Tuesday 15 July 2014

The Packhorse Trains

by Marie-Louise Jensen

I posted last month about the slowness of wagons on narrow rutted roads in the 18th Century. There was another form of transport that was far quicker and less affected by the poor roads. All over Britain trains of pack horses carried loads of goods from city, countryside or coast to city.
Pack horses were much faster than wagons and for this reason were more suited to transporting fresh goods that would spoil on the journey. In the early 18th century, London was growing fast and food and raw materials needed to be brought in from all over the country.
There was a pack horse train for example, that travelled down every night from the North of England with fresh fish. Trains of pack horses carried fruit and vegetables into the city from all over the country.
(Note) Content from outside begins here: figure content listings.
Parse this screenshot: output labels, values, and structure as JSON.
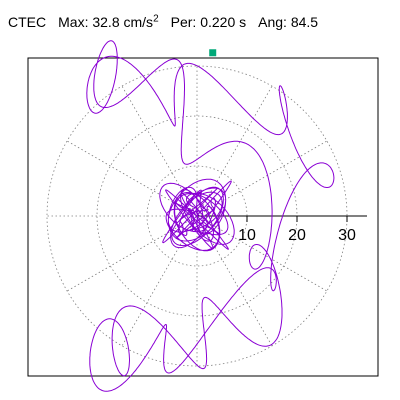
{
  "header": {
    "station": "CTEC",
    "max_label": "Max:",
    "max_value": "32.8",
    "max_unit": "cm/s",
    "max_unit_exp": "2",
    "per_label": "Per:",
    "per_value": "0.220 s",
    "ang_label": "Ang:",
    "ang_value": "84.5"
  },
  "chart_data": {
    "type": "polar-orbit",
    "radial_ticks": [
      10,
      20,
      30
    ],
    "radial_tick_labels": [
      "10",
      "20",
      "30"
    ],
    "radial_range": [
      0,
      35
    ],
    "rings": [
      10,
      20,
      30
    ],
    "spokes_deg": [
      0,
      30,
      60,
      90,
      120,
      150,
      180,
      210,
      240,
      270,
      300,
      330
    ],
    "grid": "dotted",
    "trace_color": "#8a00d4",
    "peak_marker_color": "#00a878",
    "peak": {
      "amplitude": 32.8,
      "angle_deg": 84.5
    },
    "orbit_components": [
      {
        "ax": 4.5,
        "ay": 30.5,
        "fx": 1.0,
        "fy": 1.0,
        "px": 0.0,
        "py": 1.5708
      },
      {
        "ax": 19.0,
        "ay": 5.0,
        "fx": 2.0,
        "fy": 3.0,
        "px": 0.4,
        "py": 1.1
      },
      {
        "ax": 4.0,
        "ay": 6.5,
        "fx": 11.0,
        "fy": 13.0,
        "px": 1.7,
        "py": 0.3
      }
    ]
  }
}
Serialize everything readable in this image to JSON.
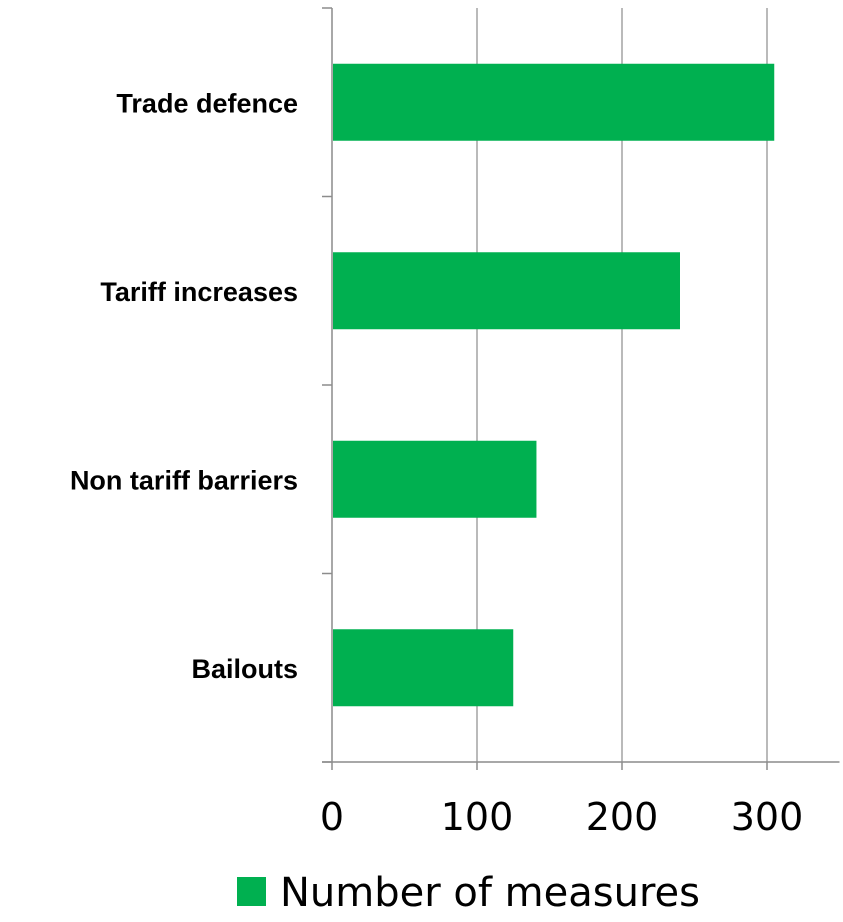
{
  "chart_data": {
    "type": "bar",
    "orientation": "horizontal",
    "categories": [
      "Trade defence",
      "Tariff increases",
      "Non tariff barriers",
      "Bailouts"
    ],
    "series": [
      {
        "name": "Number of measures",
        "values": [
          305,
          240,
          141,
          125
        ],
        "color": "#00b050"
      }
    ],
    "xlim": [
      0,
      350
    ],
    "xticks": [
      "0",
      "100",
      "200",
      "300"
    ],
    "grid": "vertical",
    "legend_position": "bottom"
  }
}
And from the West Country came a continuous supply of wool to be processed in the city.
All these goods were ideal to be transported by packhorse, being small and relatively light. Bulky and heavy items were better suited to wagons.
The pack horses could avoid the worst of the ruts, not get stuck in the mud like a heavy wagon, take shortcuts and they could also evade the new tollgates that were springing up all over the country, by simply leaving the road for a spell, which the wagons couldn't do, making pack horses cheaper.
It amazed me to find that pack horses were so widely used in the UK and until so recently. I should have guessed, of course, from the number of pubs called the packhorse. I live in the wool-producing West Country and there's one pub with that name within walking distance.
Gradually, the improved roads and the new four-wheeled carts, not to mention canals, put them out of business. But until the mid-18th century they were very much in use.
It was impossible to resist including the pack horses in Runaway once I found out about them, so my character Charlie gets a job with a packhorse train which travels between London and Bradford-on-Avon.
She and her employer (a woman - I checked, and there really were a few women known to have been working the packhorse trains, sometimes dressed as men for protection) walked beside the horses with a stick, one at the front of the train, one at the back and used voice commands to direct them. The horses knew the route by heart and would speed up as they got closer to the inn where they were to be quartered that night. Their stabling would be booked, including feed, at convenient inns on the route, depending on how long the journey was.
My research taught me wisdom such as 'a badly tied pack ruins a horse quicker than bad roads' and a lovely collection of words that have now long ago passed out of the language, such as 'sirsingles' and 'wantyres' which were part of pack horse harness, the wantyre being the strap that fastens around the horse's tail to help secure the load. They are still in the OED with a wide variety of possible spellings.

3 comments:

Unknown said...

It must have been quite a sight to see the packhorse train at night. Although I can't imagine the smell was all that great!

Marie-Louise Jensen said...

Especially not if they were carrying fresh fish!

Freyalyn said...

Well, surcingle is still a word for a item of tack. And across the Pennines there are many packhorse routes, still used as footpaths. Even in the most isolated and high places, you can find miles of narrow stone-laid footpaths, each block of stone deeply worn by generations of ponies' hooves.